How Is Vmc Certified?
Set of conditions used by the manufacturer to determine Vmc
▪Maximum Takeoff Power
▪Critical Engine Inoperative ▪Inoperative Engine Windmilling
▪Sea Level Conditions
▪Most Adverse Legal Weight
▪Most Adverse Legal Center of Gravity ▪5° of Bank Into the Operative Engine
▪Gear Up
▪Flaps in the Takeoff Position
▪Cowl Flaps Open
▪Out of Ground Effect
Vmc is not a fixed airspeed. It is only fixed for the specific set of circumstances under which it was tested for certification (Previous Slide).
▪We want to maintain control at the slowest possible speed, so a lower Vmc is GOOD and a higher Vmc is BAD.
▪Anything increasing the force to the dead engine will increase Vmc, and vice versa.
▪Anything increasing the amount of force the rudder can produce will decrease Vmc, and vice versa.

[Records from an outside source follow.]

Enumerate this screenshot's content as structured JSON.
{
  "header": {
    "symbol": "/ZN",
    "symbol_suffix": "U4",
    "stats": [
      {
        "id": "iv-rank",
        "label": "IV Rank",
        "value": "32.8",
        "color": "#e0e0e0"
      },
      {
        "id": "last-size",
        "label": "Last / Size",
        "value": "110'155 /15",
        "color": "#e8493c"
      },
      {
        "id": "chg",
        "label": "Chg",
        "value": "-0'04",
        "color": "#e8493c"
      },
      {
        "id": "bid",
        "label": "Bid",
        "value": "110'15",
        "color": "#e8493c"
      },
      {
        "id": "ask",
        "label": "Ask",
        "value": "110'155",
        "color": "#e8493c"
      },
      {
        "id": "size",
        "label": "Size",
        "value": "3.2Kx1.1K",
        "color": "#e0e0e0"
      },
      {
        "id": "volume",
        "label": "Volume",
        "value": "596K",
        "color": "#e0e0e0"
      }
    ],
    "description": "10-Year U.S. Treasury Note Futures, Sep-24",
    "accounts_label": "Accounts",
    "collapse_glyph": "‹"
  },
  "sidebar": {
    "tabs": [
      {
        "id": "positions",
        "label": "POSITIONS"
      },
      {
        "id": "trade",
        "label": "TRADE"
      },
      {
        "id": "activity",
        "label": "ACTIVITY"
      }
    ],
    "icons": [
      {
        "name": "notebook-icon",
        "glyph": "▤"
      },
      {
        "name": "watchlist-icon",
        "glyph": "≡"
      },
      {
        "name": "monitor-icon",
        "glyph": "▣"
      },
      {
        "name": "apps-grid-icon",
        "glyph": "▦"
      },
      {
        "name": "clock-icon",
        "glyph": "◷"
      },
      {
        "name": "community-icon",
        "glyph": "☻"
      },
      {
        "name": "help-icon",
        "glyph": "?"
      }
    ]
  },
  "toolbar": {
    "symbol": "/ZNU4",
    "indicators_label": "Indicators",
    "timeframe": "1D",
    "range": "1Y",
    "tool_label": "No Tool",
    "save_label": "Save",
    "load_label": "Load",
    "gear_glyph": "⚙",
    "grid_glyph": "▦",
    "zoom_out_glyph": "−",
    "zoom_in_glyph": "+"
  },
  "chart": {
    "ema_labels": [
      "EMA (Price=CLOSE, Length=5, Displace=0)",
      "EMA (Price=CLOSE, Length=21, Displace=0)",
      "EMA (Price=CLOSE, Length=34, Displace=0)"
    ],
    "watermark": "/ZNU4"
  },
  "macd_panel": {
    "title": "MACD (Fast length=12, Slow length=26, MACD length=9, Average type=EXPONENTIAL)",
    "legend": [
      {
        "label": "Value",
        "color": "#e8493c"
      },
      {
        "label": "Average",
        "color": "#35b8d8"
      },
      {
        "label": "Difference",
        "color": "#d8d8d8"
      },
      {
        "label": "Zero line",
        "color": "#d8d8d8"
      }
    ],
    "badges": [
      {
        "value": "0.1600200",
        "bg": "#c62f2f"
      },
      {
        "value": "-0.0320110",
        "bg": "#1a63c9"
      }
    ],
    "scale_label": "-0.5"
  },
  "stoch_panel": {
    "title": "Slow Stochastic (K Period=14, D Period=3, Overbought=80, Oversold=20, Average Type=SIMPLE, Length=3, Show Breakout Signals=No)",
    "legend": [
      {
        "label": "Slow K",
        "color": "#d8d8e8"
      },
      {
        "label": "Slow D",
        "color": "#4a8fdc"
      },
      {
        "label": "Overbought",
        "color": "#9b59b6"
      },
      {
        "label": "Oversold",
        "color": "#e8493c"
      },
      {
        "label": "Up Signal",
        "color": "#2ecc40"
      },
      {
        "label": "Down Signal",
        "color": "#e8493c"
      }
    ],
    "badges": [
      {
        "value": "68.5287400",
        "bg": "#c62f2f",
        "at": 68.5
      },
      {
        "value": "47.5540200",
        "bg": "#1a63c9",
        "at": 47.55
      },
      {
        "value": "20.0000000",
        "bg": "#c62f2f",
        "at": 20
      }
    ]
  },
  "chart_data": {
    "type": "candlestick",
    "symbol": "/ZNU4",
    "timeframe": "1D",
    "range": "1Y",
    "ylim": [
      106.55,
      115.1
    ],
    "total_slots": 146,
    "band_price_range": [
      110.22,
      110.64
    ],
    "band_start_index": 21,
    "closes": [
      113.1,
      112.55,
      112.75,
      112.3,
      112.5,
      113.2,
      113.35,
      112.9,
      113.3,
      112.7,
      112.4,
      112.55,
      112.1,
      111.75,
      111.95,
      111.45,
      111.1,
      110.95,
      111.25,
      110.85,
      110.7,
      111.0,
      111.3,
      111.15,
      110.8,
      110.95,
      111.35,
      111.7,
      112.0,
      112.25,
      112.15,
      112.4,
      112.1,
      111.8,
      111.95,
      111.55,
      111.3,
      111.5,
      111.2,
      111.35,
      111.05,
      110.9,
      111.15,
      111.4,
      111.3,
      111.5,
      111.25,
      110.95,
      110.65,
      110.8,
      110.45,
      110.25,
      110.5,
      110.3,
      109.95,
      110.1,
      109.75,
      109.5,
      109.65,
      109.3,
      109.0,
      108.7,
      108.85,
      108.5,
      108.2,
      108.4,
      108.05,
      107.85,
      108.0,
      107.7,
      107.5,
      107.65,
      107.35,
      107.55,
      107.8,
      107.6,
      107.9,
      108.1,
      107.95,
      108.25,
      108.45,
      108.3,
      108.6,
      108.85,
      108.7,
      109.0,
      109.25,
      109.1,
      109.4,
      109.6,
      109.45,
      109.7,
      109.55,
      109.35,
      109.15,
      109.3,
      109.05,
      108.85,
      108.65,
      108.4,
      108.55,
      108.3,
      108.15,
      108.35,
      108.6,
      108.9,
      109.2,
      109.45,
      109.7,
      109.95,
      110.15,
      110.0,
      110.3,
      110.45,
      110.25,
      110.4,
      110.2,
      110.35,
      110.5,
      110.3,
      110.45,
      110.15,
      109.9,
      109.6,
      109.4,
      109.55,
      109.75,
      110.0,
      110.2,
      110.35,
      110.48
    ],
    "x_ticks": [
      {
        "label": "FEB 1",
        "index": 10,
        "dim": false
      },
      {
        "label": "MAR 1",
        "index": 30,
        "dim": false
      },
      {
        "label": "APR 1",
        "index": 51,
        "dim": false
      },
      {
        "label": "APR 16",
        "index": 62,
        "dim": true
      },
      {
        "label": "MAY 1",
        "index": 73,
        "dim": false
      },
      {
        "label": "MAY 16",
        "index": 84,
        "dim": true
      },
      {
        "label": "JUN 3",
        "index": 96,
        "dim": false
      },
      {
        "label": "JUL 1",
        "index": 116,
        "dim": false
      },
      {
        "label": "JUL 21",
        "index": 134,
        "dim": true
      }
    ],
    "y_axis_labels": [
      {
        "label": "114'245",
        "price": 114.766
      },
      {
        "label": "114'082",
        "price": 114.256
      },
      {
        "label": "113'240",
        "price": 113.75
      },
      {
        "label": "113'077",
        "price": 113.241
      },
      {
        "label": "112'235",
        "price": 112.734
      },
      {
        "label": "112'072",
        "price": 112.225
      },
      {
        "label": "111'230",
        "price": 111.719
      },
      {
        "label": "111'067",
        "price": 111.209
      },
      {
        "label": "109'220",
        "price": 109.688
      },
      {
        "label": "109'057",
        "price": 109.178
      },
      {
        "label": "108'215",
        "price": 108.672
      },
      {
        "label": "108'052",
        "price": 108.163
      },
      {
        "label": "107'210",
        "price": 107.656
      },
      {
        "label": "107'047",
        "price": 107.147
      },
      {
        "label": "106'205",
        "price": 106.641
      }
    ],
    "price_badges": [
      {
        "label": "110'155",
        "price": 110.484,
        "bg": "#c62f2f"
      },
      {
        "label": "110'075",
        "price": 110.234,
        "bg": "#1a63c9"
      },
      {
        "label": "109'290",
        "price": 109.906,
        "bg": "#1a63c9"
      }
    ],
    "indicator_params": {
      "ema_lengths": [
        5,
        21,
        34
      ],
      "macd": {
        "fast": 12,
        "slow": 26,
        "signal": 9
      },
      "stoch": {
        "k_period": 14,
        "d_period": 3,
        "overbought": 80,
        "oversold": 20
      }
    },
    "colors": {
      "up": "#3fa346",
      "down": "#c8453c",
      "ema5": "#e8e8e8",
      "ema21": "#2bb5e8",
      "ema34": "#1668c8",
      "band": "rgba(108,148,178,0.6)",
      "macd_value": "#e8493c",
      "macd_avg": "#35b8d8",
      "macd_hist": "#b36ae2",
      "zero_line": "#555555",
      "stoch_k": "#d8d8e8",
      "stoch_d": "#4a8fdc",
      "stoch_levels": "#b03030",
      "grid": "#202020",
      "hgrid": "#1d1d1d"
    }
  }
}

Factors Affecting Vmc Part 23
▪Maximum Takeoff Power
▪Critical Engine Inoperative
▪Inoperative Engine Windmilling
▪Sea Level Conditions
▪Most Unfavorable Weight (Light) ▪Most Unfavorable CG (Aft)
▪Out of Ground Effect
▪Cowl Flaps Open
▪5° Bank Towards Good Engine
▪Flaps in Takeoff Position
Maximum Takeoff Power
Bad for Vmc
The more power on the operating engine means the greater force pushing towards the dead engine. The greater the force, the more rudder force required to counter it and the earlier the rudder will lose control. Vmc will be higher with a greater power.
Critical Engine Inop
Bad for Vmc
The critical engine is the engine that has the most adverse affect on control of the airplane. By failing this engine, the rudder has more force to overcome than if the non-critical engine were to fail. Therefore, Vmc will be at a higher speed. Remember the “PAST” acronym for determine the critical engine.
Inoperative Engine Windmilling
Bad for Vmc
A windmilling propeller creates more drag than a feathered propeller. Increased drag on the inoperative engine will create a stronger yaw toward the dead engine. Therefore, the rudder must overcome more force which raises Vmc.